Before Ukrainian President Volodymyr Zelenskyy’s recent visit to Germany, Berlin announced a $3 billion military aid package to Ukraine, including tanks, anti-aircraft systems, armored personnel carriers and combat vehicles.
Germany’s aid to Ukraine is intended to help the country defend itself against Russian aggression.
On May 14, Zelenskyy and the Ukrainian people were awarded the 2023 International Charlemagne Prize of Aachen “for their fight to defend democracy against an unprovoked and unjustified war started by Russia.”
The prize is awarded annually by the German city of Aachen for work done in the service of European unification.
This year, the conferrer of the award said that the Ukrainian people and their government “support and defend European values.”
Those values have nothing to do with “Nazism.”
Lavrov’s accusations about Nazism mirrors those of other top Russian propagandists, who have used Germany’s dark historical experience with Nazi ideology to smear modern-day Germany.
Likewise, Russian President Vladimir Putin has falsely attempted to portray his invasion of Ukraine as an extension of World War II.
Zelenskyy, born to a Russian-speaking Jewish family, is not a Nazi. His great-grandfather and three great-uncles were killed in the Nazi Holocaust during WWII.
For a brief window after Zelenskyy’s election, Ukraine was the only country outside of Israel to have a president and prime minister (Volodymyr Groysman) who were Jewish.
Nazi Germany, by contrast, engaged in the systematic extermination of the Jewish people.
Although the far right poses a threat in Ukraine (as it does in Russia and elsewhere in the world), there is no “Nazi” regime in Ukraine.
All of Ukraine’s far-right political organizations united for the 2019 parliamentary elections, but won only 2.15% of the vote – not enough to gain a single seat.
Ukraine’s ruling Servant of the People party, founded by Zelenskyy, is centrist, liberal and pro-European.
The Alliance of Liberals and Democrats for Europe Party approved the Servant of the People as a member of the pan-European party.
While Moscow claims to be protecting ethnic Russians, it is Russia that regularly engages in eliminationist rhetoric against Ukrainians.

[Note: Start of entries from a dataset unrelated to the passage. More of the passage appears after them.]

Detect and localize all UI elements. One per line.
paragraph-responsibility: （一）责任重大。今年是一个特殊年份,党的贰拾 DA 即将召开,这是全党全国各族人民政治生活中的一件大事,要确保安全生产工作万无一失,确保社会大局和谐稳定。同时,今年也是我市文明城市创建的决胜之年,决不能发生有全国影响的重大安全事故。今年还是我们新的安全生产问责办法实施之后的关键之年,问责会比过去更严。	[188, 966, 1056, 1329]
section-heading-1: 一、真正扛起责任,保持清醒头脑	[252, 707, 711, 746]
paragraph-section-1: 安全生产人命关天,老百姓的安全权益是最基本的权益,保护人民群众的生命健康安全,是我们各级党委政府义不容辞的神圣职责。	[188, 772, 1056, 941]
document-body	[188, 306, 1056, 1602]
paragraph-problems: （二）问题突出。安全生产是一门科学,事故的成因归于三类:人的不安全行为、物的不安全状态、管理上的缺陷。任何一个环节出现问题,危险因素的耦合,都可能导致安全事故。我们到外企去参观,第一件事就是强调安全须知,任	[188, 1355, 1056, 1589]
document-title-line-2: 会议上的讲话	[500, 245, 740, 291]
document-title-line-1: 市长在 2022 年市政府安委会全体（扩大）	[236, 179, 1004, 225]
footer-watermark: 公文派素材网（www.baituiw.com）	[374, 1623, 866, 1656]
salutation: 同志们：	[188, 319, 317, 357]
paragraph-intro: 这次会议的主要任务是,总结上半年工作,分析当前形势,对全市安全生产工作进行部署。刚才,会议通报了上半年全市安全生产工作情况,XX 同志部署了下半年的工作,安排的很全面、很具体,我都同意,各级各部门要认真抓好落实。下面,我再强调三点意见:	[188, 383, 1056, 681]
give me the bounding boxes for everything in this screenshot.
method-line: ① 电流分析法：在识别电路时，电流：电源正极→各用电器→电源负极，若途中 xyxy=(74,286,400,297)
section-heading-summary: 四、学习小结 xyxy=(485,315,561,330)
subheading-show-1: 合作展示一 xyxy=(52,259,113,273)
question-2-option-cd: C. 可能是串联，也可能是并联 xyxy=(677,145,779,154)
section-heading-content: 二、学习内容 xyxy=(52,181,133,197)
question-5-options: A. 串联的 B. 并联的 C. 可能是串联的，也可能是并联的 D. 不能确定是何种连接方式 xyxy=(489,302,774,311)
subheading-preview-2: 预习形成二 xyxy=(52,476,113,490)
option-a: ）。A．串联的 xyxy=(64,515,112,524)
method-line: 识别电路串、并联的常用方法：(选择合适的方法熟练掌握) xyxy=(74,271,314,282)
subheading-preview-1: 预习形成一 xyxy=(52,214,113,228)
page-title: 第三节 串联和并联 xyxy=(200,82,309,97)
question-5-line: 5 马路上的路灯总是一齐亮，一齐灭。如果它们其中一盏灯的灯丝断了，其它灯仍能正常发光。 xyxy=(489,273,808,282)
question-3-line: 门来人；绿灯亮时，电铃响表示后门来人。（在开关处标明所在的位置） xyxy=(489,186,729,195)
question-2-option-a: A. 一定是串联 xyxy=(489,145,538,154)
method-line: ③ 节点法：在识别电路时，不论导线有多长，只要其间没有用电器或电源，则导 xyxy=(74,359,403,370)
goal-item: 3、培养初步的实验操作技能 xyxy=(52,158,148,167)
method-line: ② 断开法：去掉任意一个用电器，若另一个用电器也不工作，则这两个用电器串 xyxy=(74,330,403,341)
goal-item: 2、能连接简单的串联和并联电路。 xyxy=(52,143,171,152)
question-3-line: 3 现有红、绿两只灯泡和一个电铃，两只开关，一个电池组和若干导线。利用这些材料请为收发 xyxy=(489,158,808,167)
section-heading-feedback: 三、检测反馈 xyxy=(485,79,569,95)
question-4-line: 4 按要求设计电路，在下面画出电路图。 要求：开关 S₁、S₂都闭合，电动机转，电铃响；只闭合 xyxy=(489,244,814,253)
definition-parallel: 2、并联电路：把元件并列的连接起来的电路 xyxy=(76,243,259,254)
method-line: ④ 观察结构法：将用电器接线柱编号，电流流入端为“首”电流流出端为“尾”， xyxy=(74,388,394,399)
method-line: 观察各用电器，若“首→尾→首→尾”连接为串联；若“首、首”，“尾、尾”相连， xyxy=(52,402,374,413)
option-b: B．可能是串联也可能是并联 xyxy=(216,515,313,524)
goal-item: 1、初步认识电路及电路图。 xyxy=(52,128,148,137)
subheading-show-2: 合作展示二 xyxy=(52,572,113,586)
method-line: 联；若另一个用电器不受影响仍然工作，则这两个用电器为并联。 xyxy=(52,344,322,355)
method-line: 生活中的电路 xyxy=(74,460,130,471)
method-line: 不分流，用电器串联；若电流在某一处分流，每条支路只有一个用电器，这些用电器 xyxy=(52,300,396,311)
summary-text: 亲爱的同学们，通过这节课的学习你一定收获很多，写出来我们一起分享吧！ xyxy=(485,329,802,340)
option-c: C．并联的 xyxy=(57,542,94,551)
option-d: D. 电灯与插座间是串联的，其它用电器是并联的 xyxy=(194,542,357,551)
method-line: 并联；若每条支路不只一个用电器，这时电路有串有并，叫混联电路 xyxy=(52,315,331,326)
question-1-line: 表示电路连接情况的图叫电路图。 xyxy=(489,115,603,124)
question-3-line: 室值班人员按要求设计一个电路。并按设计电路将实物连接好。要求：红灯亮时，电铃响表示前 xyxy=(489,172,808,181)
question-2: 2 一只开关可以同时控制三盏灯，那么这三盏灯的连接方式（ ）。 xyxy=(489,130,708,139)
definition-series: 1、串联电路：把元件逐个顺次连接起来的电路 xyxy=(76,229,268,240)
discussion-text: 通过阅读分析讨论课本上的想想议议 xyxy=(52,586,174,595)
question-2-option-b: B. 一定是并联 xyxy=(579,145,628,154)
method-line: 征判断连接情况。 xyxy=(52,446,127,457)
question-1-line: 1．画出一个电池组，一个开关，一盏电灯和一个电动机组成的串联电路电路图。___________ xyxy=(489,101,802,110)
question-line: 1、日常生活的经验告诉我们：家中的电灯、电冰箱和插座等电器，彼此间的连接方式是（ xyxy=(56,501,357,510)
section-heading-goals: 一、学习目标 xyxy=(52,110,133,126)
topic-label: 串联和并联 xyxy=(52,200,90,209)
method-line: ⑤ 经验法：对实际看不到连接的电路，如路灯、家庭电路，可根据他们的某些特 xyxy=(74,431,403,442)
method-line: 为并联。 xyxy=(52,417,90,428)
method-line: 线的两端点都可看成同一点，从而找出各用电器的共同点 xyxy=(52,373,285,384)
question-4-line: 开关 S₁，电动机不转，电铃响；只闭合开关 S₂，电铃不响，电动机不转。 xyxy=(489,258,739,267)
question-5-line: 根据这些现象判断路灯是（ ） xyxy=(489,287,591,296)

Pundits on Russian state TV regularly call for the eradication of the Ukrainian people and the Ukrainian state.
Pundits on Russian state media have also appeared to promote genocide, denying Ukraine’s right to exist and comparing Ukrainians to “worms” that need to be removed.
Anton Krasovsky, the broadcasting director for Russian state broadcaster RT’s Russian-language service, advocated drowning and burning alive Ukrainian children on his program.
One Russian lawmaker even spoke of the need to systematically murder two million Ukrainians as part of “denazification.”
As Polygraph.info previously reported, Russia’s eliminationist rhetoric against Ukraine goes back more than a decade.
It is not just talk. Since invading Ukraine, Russia has completely destroyed at least nine large and small cities in Ukraine, killing or injuring tens of thousands of Ukrainian citizens.
Russia has been accused of crimes against humanity, with evidence of massacres and mass graves emerging in territory occupied by Russian forces.
Russia has also been implicated in the forced deportation of Ukrainian children, which the Parliamentary Assembly of the Council of Europe and others say, “matches with the international definition of genocide.”
Openly neo-Nazi Russian paramilitary groups allegedly operating on behalf of the Kremlin are taking part in the “denazification” of Ukraine and have been accused of torture and other grave human rights abuses.
That, Germany analysts told Der Spiegel, has rendered Moscow’s alleged “denazification” war aim absurd.
Lavrov’s claim that German leaders “inherited Nazi genes” that are influencing their actions mirrors actual Nazi thought on how race/and or ethnicity determine “abstract human qualities” like behavior. Known as eugenics, this ideology was used in Nazi Germany to justify the mass killing of selected peoples and legitimize racism.
Scientists have widely discredited such beliefs.